Tuesday, February 24, 2009


Poking at Dead Things

Dahlia never met a dead thing she didn’t want to poke, or nudge with the toe of her sneaker, or flip over with a stick. If someone were watching she’d do it sheepishly, act like it disgusted her, act like it was the first time she’d ever been this close to a dead thing. But it never was. There had been lots of other times: the slim, brown deer legs sticking out of the snow bank, the harbor seal washed up on the beach with half its bony jaw exposed where the flesh had been ripped away, the mice her cat caught and dropped on the bed still warm and limp, the squirrel that had fallen onto the asphalt from the telephone wire overhead. The crows tugged at that morsel, fighting for the tastiest parts until she passed by on her walk, scaring them away temporarily. Several passing cars scared Dahlia away too. On her return a half hour later, only a fluffy red tail and yellowed rodent teeth in a gape-mouthed head remained for her examination.
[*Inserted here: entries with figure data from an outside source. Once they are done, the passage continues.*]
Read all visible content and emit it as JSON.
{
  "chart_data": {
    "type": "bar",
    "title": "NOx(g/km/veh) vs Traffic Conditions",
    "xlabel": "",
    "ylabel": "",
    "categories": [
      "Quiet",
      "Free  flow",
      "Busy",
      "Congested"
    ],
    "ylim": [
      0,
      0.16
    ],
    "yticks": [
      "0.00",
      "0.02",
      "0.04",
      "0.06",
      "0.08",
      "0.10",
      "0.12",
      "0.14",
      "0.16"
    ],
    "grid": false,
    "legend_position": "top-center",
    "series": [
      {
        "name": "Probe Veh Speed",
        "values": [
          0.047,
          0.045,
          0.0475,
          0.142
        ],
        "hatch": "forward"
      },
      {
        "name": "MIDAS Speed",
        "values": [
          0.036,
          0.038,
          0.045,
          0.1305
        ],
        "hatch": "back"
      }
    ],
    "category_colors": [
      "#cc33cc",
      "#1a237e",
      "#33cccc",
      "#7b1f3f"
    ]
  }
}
She’d once felt the rush of adrenaline as she followed a bloody trough through fresh December snow. It led her down the hill, off the packed trail to where a hunter had recently left for the coyotes that which he didn’t want. The crimson entrails were not yet frozen, organs and vessels still nuanced in color and texture. She looked around for a stick, started to break a small branch off of a nearby tree but stopped short. This wasn’t dead enough yet. The clean, organic smell of blood still wafted from the neatly arranged innards. The fragile curves and bulges of what should be protected inside flesh and bone still glistened with life barely gone.

Dahlia felt nervous and vulnerable, like the hunter might suddenly return to scare her away from what belonged to the scavengers now. She'd taken off her gloves and laid them carefully on the snow next to her knees. She reached up inside her winter layers and placed her warm, damp left hand against her belly, felt it rise and fall with her breath. Adrenaline-jacked blood pumped up through the carotid artery in her neck; it thumped in her ears. The cold December air quickly chilled her right hand as she cupped it against the perfectly contained mass of guts on the snow in front of her. The lingering warmth she’d hoped to feel there existed only in her imagination.
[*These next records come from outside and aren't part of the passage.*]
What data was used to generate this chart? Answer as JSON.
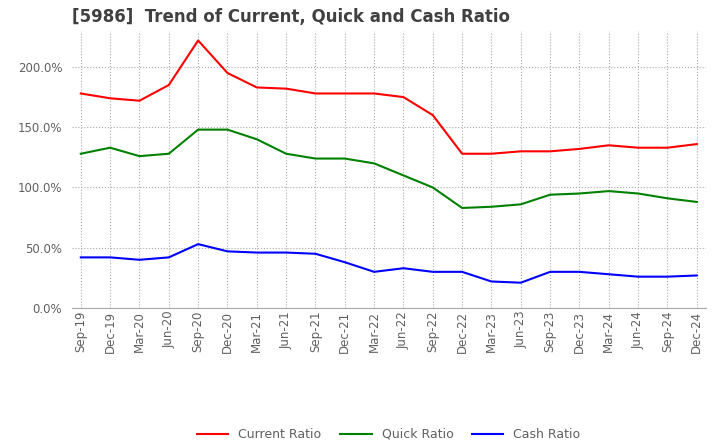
{
  "title": "[5986]  Trend of Current, Quick and Cash Ratio",
  "x_labels": [
    "Sep-19",
    "Dec-19",
    "Mar-20",
    "Jun-20",
    "Sep-20",
    "Dec-20",
    "Mar-21",
    "Jun-21",
    "Sep-21",
    "Dec-21",
    "Mar-22",
    "Jun-22",
    "Sep-22",
    "Dec-22",
    "Mar-23",
    "Jun-23",
    "Sep-23",
    "Dec-23",
    "Mar-24",
    "Jun-24",
    "Sep-24",
    "Dec-24"
  ],
  "current_ratio": [
    178,
    174,
    172,
    185,
    222,
    195,
    183,
    182,
    178,
    178,
    178,
    175,
    160,
    128,
    128,
    130,
    130,
    132,
    135,
    133,
    133,
    136
  ],
  "quick_ratio": [
    128,
    133,
    126,
    128,
    148,
    148,
    140,
    128,
    124,
    124,
    120,
    110,
    100,
    83,
    84,
    86,
    94,
    95,
    97,
    95,
    91,
    88
  ],
  "cash_ratio": [
    42,
    42,
    40,
    42,
    53,
    47,
    46,
    46,
    45,
    38,
    30,
    33,
    30,
    30,
    22,
    21,
    30,
    30,
    28,
    26,
    26,
    27
  ],
  "ylim": [
    0,
    230
  ],
  "yticks": [
    0,
    50,
    100,
    150,
    200
  ],
  "current_color": "#ff0000",
  "quick_color": "#008000",
  "cash_color": "#0000ff",
  "background_color": "#ffffff",
  "grid_color": "#aaaaaa",
  "title_color": "#404040",
  "label_color": "#606060",
  "title_fontsize": 12,
  "tick_fontsize": 8.5
}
  1. This is the last time I'm going to tell you,"stop playing with your food!"

  2. Very pretty. You've inspired me to start writing my own super-short fiction.

  3. Hey Jordan, thanks for your comment. "Pretty" is not something I ever would have picked to describe this short bit of fiction. Interesting. I hope you enjoy working on your own pieces of short fiction.

    Dad, I assume that's you anonymously scolding about playing with food...thanks for reading.